Andy Smith
MIne-action specialist

Manual demining tools

The AVS "MIT profile" probe


This tool is based on the common demining probe or "prodder". Many hundreds are currently in use.

With a 40cm long blade in front of the handle, the shaft is  malleable stainless steel that has been reduced in one plane. This makes the tool blade almost oval in cross-section. A demining research group at MIT observed that ground friction could be significantly reduced using a probe with this cross-section and twisting it while inserting it.

Since a deminer is usually required to probe to a depth which ground-friction denies, any reduction in friction is most welcome. If the tool is rotated through 360º when inserted as far as possible, it can then be pushed further without extra force. How much further it can then be pushed depends entirely on the composition of the soil.

The 40cm blade length obliges a kneeling/squatting deminer to approach the target area from a low angle.

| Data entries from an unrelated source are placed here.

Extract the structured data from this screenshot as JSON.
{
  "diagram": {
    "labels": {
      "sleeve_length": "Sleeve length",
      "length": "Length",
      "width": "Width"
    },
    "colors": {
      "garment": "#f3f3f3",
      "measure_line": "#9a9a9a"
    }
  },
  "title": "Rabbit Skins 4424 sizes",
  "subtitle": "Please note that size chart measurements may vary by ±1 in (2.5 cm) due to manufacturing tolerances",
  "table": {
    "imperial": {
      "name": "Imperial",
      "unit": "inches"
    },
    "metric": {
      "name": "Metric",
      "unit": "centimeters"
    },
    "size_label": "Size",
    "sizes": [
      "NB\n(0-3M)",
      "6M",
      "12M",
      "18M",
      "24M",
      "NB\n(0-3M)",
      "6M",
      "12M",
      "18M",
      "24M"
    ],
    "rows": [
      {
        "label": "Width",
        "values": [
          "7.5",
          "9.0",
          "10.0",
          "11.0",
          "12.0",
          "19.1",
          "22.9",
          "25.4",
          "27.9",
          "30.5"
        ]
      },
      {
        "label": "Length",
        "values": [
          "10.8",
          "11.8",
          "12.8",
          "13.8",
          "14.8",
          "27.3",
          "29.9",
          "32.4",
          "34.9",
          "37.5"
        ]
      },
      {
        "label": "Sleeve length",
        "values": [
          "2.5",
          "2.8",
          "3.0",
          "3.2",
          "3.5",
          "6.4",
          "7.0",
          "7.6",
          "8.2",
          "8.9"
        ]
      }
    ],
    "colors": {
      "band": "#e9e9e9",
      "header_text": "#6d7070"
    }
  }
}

The tool is designed to be used with a steady forward push by one hand in soft ground. The forward movement is followed by a rotating action to reduce friction, then a further forward push moves the tip deeper into the soil.

The handle is made of non-shattering polyethylene. The user’s hand is protected by a pliant and washable ballistic aramid hand-guard. The guard does not prevent the use of a second hand to hold the blade, but is intended to discourage it. It weighs around 0.4Kg (12oz).

The tool stayed in one piece when placed on top of a mine in tests. The blade curved gracefully. Variations have been used in more than 25 actual accidents, and have always bent as designed.

As well as having been supplied to military users in South America and Europe, this tool is known to have been used in Vietnam, Angola, Mozambique, Sri Lanka, Tajikistan, Afghanistan, Lebanon and Sudan.